Strengths and weaknesses
This is the first study to analyse real-life consumers’ information needs and concerns about DMARDs via a caller helpline. These enquiries were initiated proactively, predominately by the patients themselves or a significant other (family, friend, carer), for a genuine medicines information gap or concern related to a conventional or biologic DMARDs. Unlike other observational studies, where patients are invited to identify areas of concern or information needs through a questionnaire, interview or focus group, this study is a real-time capture of a population of DMARDs users. These callers had a genuine medicines information need unanswered in their usual physician-patient encounters or through other traditional sources where their uncertainty was sufficient to motivate them to actively help-seek. The longitudinal nature of the data captured over eight years, including the timeframe when the use of bDMARDs became available, provide an understanding of how consumers might manage uncertainty associated with novel and expensive medicines.

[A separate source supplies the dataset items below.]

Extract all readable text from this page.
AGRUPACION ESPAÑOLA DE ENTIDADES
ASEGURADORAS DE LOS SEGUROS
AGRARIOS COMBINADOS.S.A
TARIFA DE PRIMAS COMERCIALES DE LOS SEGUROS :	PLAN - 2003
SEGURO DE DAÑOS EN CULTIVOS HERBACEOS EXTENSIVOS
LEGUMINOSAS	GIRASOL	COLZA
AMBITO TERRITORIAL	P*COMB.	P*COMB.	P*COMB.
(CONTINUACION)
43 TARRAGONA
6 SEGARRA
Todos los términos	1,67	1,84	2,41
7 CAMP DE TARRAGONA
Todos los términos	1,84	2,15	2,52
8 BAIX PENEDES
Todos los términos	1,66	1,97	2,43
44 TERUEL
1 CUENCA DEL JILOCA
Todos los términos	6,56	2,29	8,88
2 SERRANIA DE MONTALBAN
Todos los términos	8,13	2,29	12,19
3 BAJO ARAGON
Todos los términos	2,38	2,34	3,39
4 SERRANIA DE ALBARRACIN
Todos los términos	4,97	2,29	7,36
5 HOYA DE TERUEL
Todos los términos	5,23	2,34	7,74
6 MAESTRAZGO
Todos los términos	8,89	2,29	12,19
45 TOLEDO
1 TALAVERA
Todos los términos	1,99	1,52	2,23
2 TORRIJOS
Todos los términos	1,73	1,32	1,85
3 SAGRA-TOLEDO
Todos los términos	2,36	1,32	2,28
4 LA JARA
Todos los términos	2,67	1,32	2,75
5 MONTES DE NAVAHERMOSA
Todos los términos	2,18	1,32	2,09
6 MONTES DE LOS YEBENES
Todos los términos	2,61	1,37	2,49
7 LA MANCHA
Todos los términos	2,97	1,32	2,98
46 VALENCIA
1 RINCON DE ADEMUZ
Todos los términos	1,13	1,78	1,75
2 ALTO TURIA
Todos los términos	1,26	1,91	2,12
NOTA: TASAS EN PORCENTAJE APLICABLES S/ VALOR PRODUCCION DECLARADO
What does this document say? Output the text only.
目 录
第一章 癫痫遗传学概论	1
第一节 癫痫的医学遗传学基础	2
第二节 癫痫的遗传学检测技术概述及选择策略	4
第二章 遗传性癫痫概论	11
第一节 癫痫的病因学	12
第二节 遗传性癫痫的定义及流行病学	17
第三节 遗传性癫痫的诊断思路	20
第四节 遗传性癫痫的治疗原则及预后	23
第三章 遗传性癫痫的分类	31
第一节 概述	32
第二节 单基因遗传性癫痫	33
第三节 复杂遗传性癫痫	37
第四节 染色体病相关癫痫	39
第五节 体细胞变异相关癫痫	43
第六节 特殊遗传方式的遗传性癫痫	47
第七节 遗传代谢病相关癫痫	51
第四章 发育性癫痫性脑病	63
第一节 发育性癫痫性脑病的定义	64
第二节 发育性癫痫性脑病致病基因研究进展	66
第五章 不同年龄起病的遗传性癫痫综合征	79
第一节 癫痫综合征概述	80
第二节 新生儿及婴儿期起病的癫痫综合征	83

This study has limitations, including that the MCC repository contains data collected as part of a health service which was not developed for research purposes. As such, variables of interest to future researchers may not be held in the database. DMARDs were extracted from the database using ATC codes; therefore, cases could not be consistently assessed by a specific DMARD indication, such as RA. Secondly, MCC callers represent only a part of the total group of DMARDs users in Australia. However, the representation of calls was comparable to ROCs, originating from all states and territories and across metropolitan, rural and remote areas. Following on from data completion in 2010, further DMARDs particularly bDMARDs and the targeted synthetic DMARDs have become available for use in Australia and data on these newer agents are therefore lacking (59, 60).